Data on Thursday showed that the US economy maintained a fairly strong pace of growth in the second quarter at an unrevised 2.1% annualized rate.

A second report showed initial claims for state unemployment benefits rose 2,000 to a seasonally adjusted 204 000 for the week ended September 23.

Economists had forecast 215 000 claims for the latest week.

Contracts to buy US existing homes also fell more than expected in August, tumbling by the most in nearly a year as high mortgage rates erode affordability.

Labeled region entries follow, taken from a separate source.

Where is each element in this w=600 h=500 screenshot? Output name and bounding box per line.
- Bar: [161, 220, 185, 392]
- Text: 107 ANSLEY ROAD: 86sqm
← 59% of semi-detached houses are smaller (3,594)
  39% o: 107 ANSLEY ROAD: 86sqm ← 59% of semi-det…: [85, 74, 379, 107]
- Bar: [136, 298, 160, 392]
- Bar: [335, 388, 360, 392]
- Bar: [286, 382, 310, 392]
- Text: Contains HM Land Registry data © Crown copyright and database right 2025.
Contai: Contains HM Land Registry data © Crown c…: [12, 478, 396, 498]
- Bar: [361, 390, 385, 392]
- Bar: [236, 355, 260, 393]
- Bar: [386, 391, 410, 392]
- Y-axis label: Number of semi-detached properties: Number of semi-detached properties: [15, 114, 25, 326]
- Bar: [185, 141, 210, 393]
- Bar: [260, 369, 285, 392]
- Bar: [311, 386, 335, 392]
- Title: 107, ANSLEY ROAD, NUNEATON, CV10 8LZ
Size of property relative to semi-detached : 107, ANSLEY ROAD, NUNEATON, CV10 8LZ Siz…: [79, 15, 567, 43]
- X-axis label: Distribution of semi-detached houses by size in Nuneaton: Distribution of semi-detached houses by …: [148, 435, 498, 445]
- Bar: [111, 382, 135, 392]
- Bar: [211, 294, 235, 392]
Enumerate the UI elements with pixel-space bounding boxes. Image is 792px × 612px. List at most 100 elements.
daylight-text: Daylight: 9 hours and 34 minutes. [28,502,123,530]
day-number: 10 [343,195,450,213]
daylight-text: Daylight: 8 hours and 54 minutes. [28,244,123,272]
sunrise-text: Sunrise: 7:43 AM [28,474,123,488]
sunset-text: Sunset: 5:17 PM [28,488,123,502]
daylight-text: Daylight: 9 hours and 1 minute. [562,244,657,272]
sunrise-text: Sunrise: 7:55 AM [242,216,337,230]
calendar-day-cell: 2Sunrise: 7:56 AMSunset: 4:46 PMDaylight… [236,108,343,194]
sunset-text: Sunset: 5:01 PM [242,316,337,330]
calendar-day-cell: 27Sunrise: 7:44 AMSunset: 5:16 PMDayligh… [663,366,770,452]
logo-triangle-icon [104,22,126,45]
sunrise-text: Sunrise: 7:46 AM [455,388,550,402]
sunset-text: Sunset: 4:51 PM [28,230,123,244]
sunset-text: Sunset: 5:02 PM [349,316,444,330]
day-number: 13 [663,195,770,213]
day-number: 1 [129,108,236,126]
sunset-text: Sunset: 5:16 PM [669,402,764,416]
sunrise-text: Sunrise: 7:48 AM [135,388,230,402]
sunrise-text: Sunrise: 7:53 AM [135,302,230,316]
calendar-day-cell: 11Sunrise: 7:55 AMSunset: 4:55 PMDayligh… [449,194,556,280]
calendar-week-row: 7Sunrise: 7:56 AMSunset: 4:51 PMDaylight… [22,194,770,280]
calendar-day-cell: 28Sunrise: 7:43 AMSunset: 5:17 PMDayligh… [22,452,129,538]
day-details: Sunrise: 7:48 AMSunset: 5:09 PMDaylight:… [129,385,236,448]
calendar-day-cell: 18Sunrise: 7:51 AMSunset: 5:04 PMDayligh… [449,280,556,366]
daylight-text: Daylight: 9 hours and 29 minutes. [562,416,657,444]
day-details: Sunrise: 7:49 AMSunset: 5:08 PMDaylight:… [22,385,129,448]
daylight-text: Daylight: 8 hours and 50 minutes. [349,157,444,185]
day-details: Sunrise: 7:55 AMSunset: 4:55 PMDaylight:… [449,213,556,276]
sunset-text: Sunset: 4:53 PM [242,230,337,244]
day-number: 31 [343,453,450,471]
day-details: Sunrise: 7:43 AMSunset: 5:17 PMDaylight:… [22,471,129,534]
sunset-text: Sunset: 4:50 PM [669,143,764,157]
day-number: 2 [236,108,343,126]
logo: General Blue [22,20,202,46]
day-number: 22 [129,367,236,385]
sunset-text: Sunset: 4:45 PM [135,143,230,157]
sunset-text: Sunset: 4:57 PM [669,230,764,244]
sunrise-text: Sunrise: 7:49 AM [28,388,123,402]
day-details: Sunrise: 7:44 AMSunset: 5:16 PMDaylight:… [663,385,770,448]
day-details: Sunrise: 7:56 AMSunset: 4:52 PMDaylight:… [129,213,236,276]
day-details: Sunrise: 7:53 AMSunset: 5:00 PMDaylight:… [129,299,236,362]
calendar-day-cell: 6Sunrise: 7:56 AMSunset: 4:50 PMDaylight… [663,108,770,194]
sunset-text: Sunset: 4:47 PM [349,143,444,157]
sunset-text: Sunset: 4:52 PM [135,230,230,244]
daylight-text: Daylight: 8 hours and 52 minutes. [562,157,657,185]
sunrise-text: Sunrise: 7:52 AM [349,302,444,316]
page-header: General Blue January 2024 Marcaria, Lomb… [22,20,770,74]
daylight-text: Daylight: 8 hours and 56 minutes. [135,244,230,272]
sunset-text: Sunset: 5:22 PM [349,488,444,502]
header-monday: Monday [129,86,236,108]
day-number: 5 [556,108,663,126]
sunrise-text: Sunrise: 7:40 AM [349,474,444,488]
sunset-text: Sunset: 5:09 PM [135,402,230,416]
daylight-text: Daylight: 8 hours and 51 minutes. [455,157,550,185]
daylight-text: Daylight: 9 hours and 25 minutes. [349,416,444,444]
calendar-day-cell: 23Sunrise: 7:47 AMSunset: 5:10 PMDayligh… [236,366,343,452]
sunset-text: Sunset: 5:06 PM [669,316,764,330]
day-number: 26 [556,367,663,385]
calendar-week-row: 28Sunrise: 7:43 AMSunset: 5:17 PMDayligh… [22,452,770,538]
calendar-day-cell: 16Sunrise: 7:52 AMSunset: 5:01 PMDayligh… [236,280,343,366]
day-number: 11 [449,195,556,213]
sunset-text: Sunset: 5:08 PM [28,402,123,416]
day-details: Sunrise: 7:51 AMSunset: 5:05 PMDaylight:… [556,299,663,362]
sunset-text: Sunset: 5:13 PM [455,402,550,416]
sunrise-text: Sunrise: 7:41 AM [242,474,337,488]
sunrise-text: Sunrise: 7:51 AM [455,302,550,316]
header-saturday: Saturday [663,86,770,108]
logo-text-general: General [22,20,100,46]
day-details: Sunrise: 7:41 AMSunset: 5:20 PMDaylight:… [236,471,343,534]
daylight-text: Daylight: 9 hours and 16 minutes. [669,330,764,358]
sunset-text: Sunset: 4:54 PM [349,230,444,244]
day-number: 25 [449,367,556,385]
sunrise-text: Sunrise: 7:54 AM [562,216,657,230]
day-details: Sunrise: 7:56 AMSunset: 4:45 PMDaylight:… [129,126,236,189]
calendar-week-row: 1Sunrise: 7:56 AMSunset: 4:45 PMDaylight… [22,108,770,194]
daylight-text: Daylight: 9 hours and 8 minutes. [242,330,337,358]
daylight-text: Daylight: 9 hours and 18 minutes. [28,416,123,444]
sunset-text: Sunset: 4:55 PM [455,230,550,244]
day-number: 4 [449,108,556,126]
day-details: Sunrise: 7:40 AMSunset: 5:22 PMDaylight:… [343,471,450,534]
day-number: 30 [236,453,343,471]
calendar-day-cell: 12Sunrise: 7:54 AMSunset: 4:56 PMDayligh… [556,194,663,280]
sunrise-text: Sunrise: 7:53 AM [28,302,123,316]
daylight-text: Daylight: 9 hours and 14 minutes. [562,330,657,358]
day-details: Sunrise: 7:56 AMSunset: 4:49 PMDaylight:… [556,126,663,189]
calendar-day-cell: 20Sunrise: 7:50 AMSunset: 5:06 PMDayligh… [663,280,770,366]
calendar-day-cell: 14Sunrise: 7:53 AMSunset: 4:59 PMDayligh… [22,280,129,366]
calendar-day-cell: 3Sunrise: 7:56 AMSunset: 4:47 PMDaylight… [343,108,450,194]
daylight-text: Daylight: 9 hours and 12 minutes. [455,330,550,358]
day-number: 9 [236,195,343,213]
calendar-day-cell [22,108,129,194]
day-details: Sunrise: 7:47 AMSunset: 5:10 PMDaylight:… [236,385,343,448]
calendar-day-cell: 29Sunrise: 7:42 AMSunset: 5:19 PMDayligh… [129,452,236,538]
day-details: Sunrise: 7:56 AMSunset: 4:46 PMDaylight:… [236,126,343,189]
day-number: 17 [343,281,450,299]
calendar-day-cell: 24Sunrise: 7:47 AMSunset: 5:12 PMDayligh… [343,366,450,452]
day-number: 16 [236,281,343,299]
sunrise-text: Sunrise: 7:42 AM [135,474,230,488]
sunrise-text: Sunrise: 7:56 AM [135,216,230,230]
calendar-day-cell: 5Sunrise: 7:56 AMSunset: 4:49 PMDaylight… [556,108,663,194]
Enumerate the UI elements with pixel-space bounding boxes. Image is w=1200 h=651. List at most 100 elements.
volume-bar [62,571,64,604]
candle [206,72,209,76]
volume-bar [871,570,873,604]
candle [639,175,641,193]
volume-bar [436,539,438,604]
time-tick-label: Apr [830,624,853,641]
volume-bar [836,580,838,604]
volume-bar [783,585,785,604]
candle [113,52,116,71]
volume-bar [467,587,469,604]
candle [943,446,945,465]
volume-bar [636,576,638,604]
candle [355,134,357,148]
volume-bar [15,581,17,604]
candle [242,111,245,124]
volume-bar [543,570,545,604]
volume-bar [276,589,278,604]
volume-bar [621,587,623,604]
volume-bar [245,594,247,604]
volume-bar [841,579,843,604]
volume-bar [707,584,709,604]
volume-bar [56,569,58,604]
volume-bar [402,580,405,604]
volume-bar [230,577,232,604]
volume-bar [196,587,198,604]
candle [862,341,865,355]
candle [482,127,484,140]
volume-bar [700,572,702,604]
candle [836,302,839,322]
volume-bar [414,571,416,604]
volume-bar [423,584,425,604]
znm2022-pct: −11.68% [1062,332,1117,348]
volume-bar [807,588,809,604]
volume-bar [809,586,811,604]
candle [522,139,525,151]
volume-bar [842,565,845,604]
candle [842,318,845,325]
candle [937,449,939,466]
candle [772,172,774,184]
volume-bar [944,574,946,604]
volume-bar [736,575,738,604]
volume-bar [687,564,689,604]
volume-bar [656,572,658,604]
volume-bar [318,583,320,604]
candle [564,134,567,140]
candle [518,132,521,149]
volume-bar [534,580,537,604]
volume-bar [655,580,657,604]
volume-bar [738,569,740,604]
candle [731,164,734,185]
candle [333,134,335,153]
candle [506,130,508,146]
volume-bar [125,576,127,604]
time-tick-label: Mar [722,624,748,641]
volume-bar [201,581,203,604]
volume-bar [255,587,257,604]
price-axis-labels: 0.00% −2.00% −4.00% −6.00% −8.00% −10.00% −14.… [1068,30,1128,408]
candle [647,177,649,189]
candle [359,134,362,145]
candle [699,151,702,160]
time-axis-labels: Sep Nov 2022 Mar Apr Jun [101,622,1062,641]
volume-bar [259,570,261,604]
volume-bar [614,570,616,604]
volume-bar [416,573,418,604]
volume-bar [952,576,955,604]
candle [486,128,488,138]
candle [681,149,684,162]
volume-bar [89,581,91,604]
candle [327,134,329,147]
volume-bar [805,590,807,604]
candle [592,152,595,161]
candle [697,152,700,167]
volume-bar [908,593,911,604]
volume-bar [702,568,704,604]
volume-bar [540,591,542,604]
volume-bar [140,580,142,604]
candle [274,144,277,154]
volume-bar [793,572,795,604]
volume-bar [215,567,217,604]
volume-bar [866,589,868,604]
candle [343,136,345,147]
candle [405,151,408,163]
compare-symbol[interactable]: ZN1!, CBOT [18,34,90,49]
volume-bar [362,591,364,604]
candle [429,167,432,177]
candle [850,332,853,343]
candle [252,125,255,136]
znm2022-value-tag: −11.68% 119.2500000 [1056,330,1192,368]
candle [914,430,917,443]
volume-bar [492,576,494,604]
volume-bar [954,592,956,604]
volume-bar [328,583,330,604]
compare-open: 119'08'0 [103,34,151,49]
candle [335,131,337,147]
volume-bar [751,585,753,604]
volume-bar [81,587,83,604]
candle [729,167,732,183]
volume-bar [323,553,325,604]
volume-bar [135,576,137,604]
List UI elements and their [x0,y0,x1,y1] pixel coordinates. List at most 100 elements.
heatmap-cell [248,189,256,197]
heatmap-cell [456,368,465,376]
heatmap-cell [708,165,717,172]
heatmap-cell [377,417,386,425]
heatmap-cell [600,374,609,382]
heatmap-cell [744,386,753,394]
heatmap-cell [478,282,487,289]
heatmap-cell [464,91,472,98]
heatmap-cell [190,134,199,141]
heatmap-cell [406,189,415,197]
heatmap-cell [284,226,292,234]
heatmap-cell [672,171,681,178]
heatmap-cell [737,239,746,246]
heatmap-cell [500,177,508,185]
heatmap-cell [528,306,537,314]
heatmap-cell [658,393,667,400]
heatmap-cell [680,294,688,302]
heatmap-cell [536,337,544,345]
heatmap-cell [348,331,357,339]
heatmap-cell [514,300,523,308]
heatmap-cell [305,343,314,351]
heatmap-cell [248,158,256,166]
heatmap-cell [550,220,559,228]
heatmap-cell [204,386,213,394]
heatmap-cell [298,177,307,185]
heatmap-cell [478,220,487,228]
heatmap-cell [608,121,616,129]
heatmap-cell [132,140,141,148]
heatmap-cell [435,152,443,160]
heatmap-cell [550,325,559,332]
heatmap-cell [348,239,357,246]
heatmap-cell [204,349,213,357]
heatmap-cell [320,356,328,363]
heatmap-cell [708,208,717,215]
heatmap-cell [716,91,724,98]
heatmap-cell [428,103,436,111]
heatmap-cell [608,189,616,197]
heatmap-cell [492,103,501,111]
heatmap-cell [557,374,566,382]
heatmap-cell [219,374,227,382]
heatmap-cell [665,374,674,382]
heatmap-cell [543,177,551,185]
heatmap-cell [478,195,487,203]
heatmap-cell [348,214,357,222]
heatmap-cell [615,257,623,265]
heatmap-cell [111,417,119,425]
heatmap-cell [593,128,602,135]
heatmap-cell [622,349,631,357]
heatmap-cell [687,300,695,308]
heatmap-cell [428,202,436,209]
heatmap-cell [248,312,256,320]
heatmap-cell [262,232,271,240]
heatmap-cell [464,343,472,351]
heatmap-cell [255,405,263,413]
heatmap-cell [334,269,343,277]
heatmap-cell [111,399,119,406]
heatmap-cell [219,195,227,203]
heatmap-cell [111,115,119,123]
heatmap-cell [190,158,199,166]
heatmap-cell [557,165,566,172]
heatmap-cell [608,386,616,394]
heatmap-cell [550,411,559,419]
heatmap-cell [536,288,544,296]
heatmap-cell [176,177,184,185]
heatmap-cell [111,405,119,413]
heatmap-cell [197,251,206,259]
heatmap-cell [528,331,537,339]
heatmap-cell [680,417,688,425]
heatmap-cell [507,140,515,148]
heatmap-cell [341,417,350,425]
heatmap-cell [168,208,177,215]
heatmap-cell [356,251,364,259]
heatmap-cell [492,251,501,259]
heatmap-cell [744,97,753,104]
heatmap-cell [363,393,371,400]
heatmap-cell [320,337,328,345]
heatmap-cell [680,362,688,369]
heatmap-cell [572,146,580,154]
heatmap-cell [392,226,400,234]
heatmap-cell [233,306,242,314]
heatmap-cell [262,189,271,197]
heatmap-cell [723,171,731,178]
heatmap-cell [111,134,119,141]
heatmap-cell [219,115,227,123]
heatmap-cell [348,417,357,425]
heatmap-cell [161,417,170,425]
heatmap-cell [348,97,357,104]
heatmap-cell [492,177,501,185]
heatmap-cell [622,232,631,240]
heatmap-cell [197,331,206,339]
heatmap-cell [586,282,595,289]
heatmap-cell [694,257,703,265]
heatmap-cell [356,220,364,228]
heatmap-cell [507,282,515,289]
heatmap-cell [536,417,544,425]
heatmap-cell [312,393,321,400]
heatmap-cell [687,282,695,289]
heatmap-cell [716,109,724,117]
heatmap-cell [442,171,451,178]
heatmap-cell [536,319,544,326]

The US Fed may be on the cusp of “something rare” by lowering inflation without a major blow to jobs and growth, and must be “extra careful” about relying too much on the history of past inflation fights in plotting further policy moves, Chicago Fed President Austan Goolsbee said on Thursday.

Fed Chairman Jerome Powell is due to speak later on Thursday.

The yen remains in focus as it trades near the 150 level, which is viewed as potentially spurring intervention from Japanese authorities.

“If it shoots beyond 150 there’s a chance that it could enter a speculative zone … They certainly don’t want to see it break out because that would mean they’d have to spend even more,” said John Vail, chief global strategist at Nikko Asset Management.

Finance Minister Shunichi Suzuki said on Thursday that Japan would not rule out any options if there was any excessive volatility in currency moves, warning against speculative yen moves amid the currency’s fall.

The dollar was last down 0.23% against the Japanese currency at 149.28 yen, easing from an 11-month high of 149.71 on Wednesday.